Search code examples
pythonnltkcolorama

Coloring text in terminal according to part of speech


I'd like to color the sentence in terminal so that nouns will be blue and verbs will be green. Everything else will be black.

So far, i tried to use nltk and colorama modules for this purpose.

import nltk
from colorama import Fore

This code will find out the nouns and verbs, so that verbs are VB or VBD and nouns are NN.

s = nltk.word_tokenize(sample_sentence)
tagged_text = nltk.pos_tag(s)
print tagged_text

[('Stately', 'RB'), (',', ','), ('plump', 'VB'), ('Buck', 'NNP'), ('Mulligan', 'NNP'), ('came', 'VBD'), ('from', 'IN'), ('the', 'DT'), ('stairhead', 'NN'), (',', ','), ('bearing', 'VBG'), ('a', 'DT'), ('bowl', 'NN'), ('of', 'IN'), ('lather', 'NN'), ('on', 'IN'), ('which', 'WDT'), ('a', 'DT'), ('mirror', 'NN'), ('and', 'CC'), ('a', 'DT'), ('razor', 'NN'), ('lay', 'NN'), ('crossed', 'VBD'), ('.', '.')]

When I want to print colored text I will use:

print Fore.BLUE + some_noun
print Fore.GREEN + some_verb
print Fore.BLACK + something_else

I have a problem to print the sentence. How would you loop through tagged_text so that it will print the sample_sentence unchanged (only the desired colors will be applied)?


Solution

  • How about this? It keeps the whitespace exactly as in the original text. I do believe verbs ought to be red though.

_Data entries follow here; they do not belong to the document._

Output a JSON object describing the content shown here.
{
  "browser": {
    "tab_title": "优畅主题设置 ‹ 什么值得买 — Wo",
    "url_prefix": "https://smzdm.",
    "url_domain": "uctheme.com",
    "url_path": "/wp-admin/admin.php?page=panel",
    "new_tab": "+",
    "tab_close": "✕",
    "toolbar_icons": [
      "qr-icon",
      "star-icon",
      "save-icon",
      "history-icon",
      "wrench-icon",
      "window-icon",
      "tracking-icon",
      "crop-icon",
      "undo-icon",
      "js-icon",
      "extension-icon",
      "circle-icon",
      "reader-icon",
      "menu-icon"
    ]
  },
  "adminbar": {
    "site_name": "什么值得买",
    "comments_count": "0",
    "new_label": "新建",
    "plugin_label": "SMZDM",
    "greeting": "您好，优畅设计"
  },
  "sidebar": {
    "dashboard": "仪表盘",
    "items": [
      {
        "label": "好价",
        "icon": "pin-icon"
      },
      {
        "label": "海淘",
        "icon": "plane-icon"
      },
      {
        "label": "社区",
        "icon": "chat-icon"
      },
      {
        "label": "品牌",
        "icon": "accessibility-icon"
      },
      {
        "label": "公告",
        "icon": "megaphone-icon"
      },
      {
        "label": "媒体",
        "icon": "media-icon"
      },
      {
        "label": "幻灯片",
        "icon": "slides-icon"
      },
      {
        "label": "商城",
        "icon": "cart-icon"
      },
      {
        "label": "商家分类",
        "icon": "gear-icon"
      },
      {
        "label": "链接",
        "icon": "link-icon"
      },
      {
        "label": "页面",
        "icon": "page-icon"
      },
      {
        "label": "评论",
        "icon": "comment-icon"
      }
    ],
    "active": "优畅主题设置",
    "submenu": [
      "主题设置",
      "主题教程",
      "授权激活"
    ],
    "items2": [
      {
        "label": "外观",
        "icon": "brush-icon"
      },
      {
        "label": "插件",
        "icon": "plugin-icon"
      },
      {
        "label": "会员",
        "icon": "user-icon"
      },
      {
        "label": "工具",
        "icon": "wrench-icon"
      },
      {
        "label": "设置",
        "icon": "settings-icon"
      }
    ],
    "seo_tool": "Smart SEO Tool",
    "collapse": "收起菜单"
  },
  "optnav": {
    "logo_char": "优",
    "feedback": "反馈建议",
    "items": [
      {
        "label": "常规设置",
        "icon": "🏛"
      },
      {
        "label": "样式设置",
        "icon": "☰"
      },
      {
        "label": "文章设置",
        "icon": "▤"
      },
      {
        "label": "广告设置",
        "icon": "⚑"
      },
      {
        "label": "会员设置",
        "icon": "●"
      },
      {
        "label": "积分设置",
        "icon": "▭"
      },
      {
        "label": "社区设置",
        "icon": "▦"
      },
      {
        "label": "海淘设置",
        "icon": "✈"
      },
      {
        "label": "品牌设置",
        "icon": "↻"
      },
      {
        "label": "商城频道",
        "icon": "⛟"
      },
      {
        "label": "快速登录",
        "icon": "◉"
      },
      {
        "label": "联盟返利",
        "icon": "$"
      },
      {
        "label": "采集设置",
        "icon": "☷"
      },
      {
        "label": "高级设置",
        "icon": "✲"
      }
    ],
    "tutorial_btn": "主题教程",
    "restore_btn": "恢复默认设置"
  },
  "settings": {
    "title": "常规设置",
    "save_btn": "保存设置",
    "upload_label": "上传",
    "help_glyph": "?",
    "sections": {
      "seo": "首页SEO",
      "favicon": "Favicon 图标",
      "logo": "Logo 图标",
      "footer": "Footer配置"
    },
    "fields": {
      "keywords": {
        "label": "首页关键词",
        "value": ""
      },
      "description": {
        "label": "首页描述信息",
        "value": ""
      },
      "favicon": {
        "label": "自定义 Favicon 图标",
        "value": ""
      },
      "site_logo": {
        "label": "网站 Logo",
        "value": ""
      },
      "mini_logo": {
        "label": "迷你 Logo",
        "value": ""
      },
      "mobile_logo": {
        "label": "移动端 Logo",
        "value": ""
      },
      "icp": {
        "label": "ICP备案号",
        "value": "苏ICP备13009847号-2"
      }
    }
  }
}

    from colorama import Fore, init
    import re
    init()
    
    tagged_text = [('Stately', 'RB'), (',', ','), ('plump', 'VB'), ('Buck', 'NNP'), ('Mulligan', 'NNP'), ('came', 'VBD'),
                    ('from', 'IN'), ('the', 'DT'), ('stairhead', 'NN'), (',', ','), ('bearing', 'VBG'), ('a', 'DT'), 
                    ('bowl', 'NN'), ('of', 'IN'), ('lather', 'NN'), ('on', 'IN'), ('which', 'WDT'), ('a', 'DT'),
                    ('mirror', 'NN'), ('and', 'CC'), ('a', 'DT'),('razor', 'NN'), ('lay', 'NN'), ('crossed', 'VBD'),
                    ('.', '.'), ('The', 'DET'), ('function', 'NN'), ('f', 'SYM'), ('(','('),('x','SYM'),(',',','),
                    ('y','SYM'),(')',')'),('takes','VB'), ('two', 'CD'), ('arguments', 'NN'), ('.','.')]
    origtext = 'Stately, plump Buck Mulligan came from the stairhead, bearing a bowl of lather on which a mirror and a razor lay crossed. The function f(x,y) takes two arguments.'
    
    colordict = {'VB': Fore.GREEN, 'VBD': Fore.GREEN, 'NN': Fore.BLUE}
    
    colorwords = ''
    for word, tag in tagged_text:
        color = Fore.BLACK
        word = re.match(r'\s*%s\s*' % re.escape(word), origtext).group()
        origtext = origtext.split(word,1)[1]
        if tag in colordict:
            color = colordict[tag]
        colorwords += color + word
    
    print colorwords